É possível encarar o filme como uma espécie de faroeste musical nordestino. O próprio Glauber admitiu a influência Fordiana, mas além disso ele tem uma relação mais Eisensteiniana, formalista, com as imagens.
 A obra é narrada musicalmente; os personagens e a estória são apresentados pelas canções, com as letras escritas pelo próprio Glauber e musicadas pelo Sérgio Ricardo, influenciadas pela literatura de cordel e a música regional nordestina.

"Aqui só valem duas leis: do governo e da bala"


São Sebastião, em um lugar onde só havia terra, plantas secas e pedras, promete um outro lugar em que daria comida na mesma abundância que ali eles dispunham de pedras e terra. Sebastião é retratado como uma espécie de Antônio Conselheiro e o massacre na escadaria de pedras é uma menção a Canudos. É angustiante mas interessantíssimo observarmos a essa multidão de pessoas em estado de extrema pobreza, movidas apenas pela fé, seguindo os delírios daquele que chamam de Santo. Tanto Sebastião, quanto seus fiéis, são sonhadores religiosos e pecaminosos. Baseados na Bíblia, eles oferecem a Deus a morte de um bebê, um de seus filhos, em troca de algum milagre ou redenção divina. Glauber não tem um olhar católico, nem busca romantizar a fé. O Santo expõe seus fiéis à dor extrema. 

Um cinema Brechtiano, onde buscou-se o excesso da teatralidade, tanto na parte gestual quanto expressiva - Glauber queria um embate, um confronto da representação causando uma histeria, um despertar ao espectador. Reza a lenda que a idéia do filme surgiu como uma resposta para o filme de Lima Barreto "O cangaceiro" (1953) - Glauber era grande crítico da Companhia Cinematográfica da Vera Cruz e teria ficado decepcionado com a abordagem estética e o olhar lançado aos temas do cangaço e do sertão no filme de 1953.

"Foi seu próprio miserabilismo, que antes era escrito pela literatura em 1930, foi agora fotografado pelo cinema de 1960; e se antes era escrito como denúncia social, hoje passou a ser discutido como problema político."(p.53)*
"Do Cinema Novo: uma estética da violência, antes de ser primitiva, é revolucionária, eis aí o ponto inicial para que o colonizador compreenda a existência do colonizado: somente conscientizando sua possibilidade única, a violência, o colonizador pode compreender, pelo horror, a força da cultura que ele explora.
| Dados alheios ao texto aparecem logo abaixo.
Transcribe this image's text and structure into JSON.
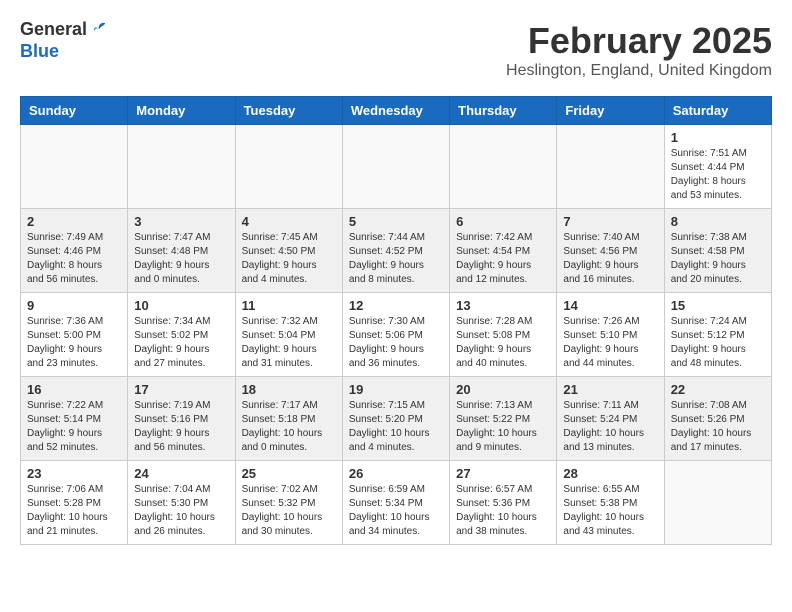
{
  "header": {
    "logo_general": "General",
    "logo_blue": "Blue",
    "month_title": "February 2025",
    "location": "Heslington, England, United Kingdom"
  },
  "calendar": {
    "days_of_week": [
      "Sunday",
      "Monday",
      "Tuesday",
      "Wednesday",
      "Thursday",
      "Friday",
      "Saturday"
    ],
    "weeks": [
      {
        "days": [
          {
            "num": "",
            "info": ""
          },
          {
            "num": "",
            "info": ""
          },
          {
            "num": "",
            "info": ""
          },
          {
            "num": "",
            "info": ""
          },
          {
            "num": "",
            "info": ""
          },
          {
            "num": "",
            "info": ""
          },
          {
            "num": "1",
            "info": "Sunrise: 7:51 AM\nSunset: 4:44 PM\nDaylight: 8 hours and 53 minutes."
          }
        ]
      },
      {
        "days": [
          {
            "num": "2",
            "info": "Sunrise: 7:49 AM\nSunset: 4:46 PM\nDaylight: 8 hours and 56 minutes."
          },
          {
            "num": "3",
            "info": "Sunrise: 7:47 AM\nSunset: 4:48 PM\nDaylight: 9 hours and 0 minutes."
          },
          {
            "num": "4",
            "info": "Sunrise: 7:45 AM\nSunset: 4:50 PM\nDaylight: 9 hours and 4 minutes."
          },
          {
            "num": "5",
            "info": "Sunrise: 7:44 AM\nSunset: 4:52 PM\nDaylight: 9 hours and 8 minutes."
          },
          {
            "num": "6",
            "info": "Sunrise: 7:42 AM\nSunset: 4:54 PM\nDaylight: 9 hours and 12 minutes."
          },
          {
            "num": "7",
            "info": "Sunrise: 7:40 AM\nSunset: 4:56 PM\nDaylight: 9 hours and 16 minutes."
          },
          {
            "num": "8",
            "info": "Sunrise: 7:38 AM\nSunset: 4:58 PM\nDaylight: 9 hours and 20 minutes."
          }
        ]
      },
      {
        "days": [
          {
            "num": "9",
            "info": "Sunrise: 7:36 AM\nSunset: 5:00 PM\nDaylight: 9 hours and 23 minutes."
          },
          {
            "num": "10",
            "info": "Sunrise: 7:34 AM\nSunset: 5:02 PM\nDaylight: 9 hours and 27 minutes."
          },
          {
            "num": "11",
            "info": "Sunrise: 7:32 AM\nSunset: 5:04 PM\nDaylight: 9 hours and 31 minutes."
          },
          {
            "num": "12",
            "info": "Sunrise: 7:30 AM\nSunset: 5:06 PM\nDaylight: 9 hours and 36 minutes."
          },
          {
            "num": "13",
            "info": "Sunrise: 7:28 AM\nSunset: 5:08 PM\nDaylight: 9 hours and 40 minutes."
          },
          {
            "num": "14",
            "info": "Sunrise: 7:26 AM\nSunset: 5:10 PM\nDaylight: 9 hours and 44 minutes."
          },
          {
            "num": "15",
            "info": "Sunrise: 7:24 AM\nSunset: 5:12 PM\nDaylight: 9 hours and 48 minutes."
          }
        ]
      },
      {
        "days": [
          {
            "num": "16",
            "info": "Sunrise: 7:22 AM\nSunset: 5:14 PM\nDaylight: 9 hours and 52 minutes."
          },
          {
            "num": "17",
            "info": "Sunrise: 7:19 AM\nSunset: 5:16 PM\nDaylight: 9 hours and 56 minutes."
          },
          {
            "num": "18",
            "info": "Sunrise: 7:17 AM\nSunset: 5:18 PM\nDaylight: 10 hours and 0 minutes."
          },
          {
            "num": "19",
            "info": "Sunrise: 7:15 AM\nSunset: 5:20 PM\nDaylight: 10 hours and 4 minutes."
          },
          {
            "num": "20",
            "info": "Sunrise: 7:13 AM\nSunset: 5:22 PM\nDaylight: 10 hours and 9 minutes."
          },
          {
            "num": "21",
            "info": "Sunrise: 7:11 AM\nSunset: 5:24 PM\nDaylight: 10 hours and 13 minutes."
          },
          {
            "num": "22",
            "info": "Sunrise: 7:08 AM\nSunset: 5:26 PM\nDaylight: 10 hours and 17 minutes."
          }
        ]
      },
      {
        "days": [
          {
            "num": "23",
            "info": "Sunrise: 7:06 AM\nSunset: 5:28 PM\nDaylight: 10 hours and 21 minutes."
          },
          {
            "num": "24",
            "info": "Sunrise: 7:04 AM\nSunset: 5:30 PM\nDaylight: 10 hours and 26 minutes."
          },
          {
            "num": "25",
            "info": "Sunrise: 7:02 AM\nSunset: 5:32 PM\nDaylight: 10 hours and 30 minutes."
          },
          {
            "num": "26",
            "info": "Sunrise: 6:59 AM\nSunset: 5:34 PM\nDaylight: 10 hours and 34 minutes."
          },
          {
            "num": "27",
            "info": "Sunrise: 6:57 AM\nSunset: 5:36 PM\nDaylight: 10 hours and 38 minutes."
          },
          {
            "num": "28",
            "info": "Sunrise: 6:55 AM\nSunset: 5:38 PM\nDaylight: 10 hours and 43 minutes."
          },
          {
            "num": "",
            "info": ""
          }
        ]
      }
    ]
  }
}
Enquanto não ergue armas, o colonizado é um escravo: foi preciso um primeiro policial morto para que o francês percebesse o argelino." (p.56)*

Deus e o diabo na terra do Sol é uma obra que preza pela complexidade e pelas contradições. As provocações que o filme traz são de um viés iconoclasta. E além disso, nos leva para um ponto de vista onde tudo é muito complexo para ser compreendido na totalidade, e talvez seja mesmo tudo contraditório. É Deus e é Diabo. De todo modo, deixemo-nos dar palpites sobre as Verdades. São apenas palpites. Tudo está sobre constante crítica.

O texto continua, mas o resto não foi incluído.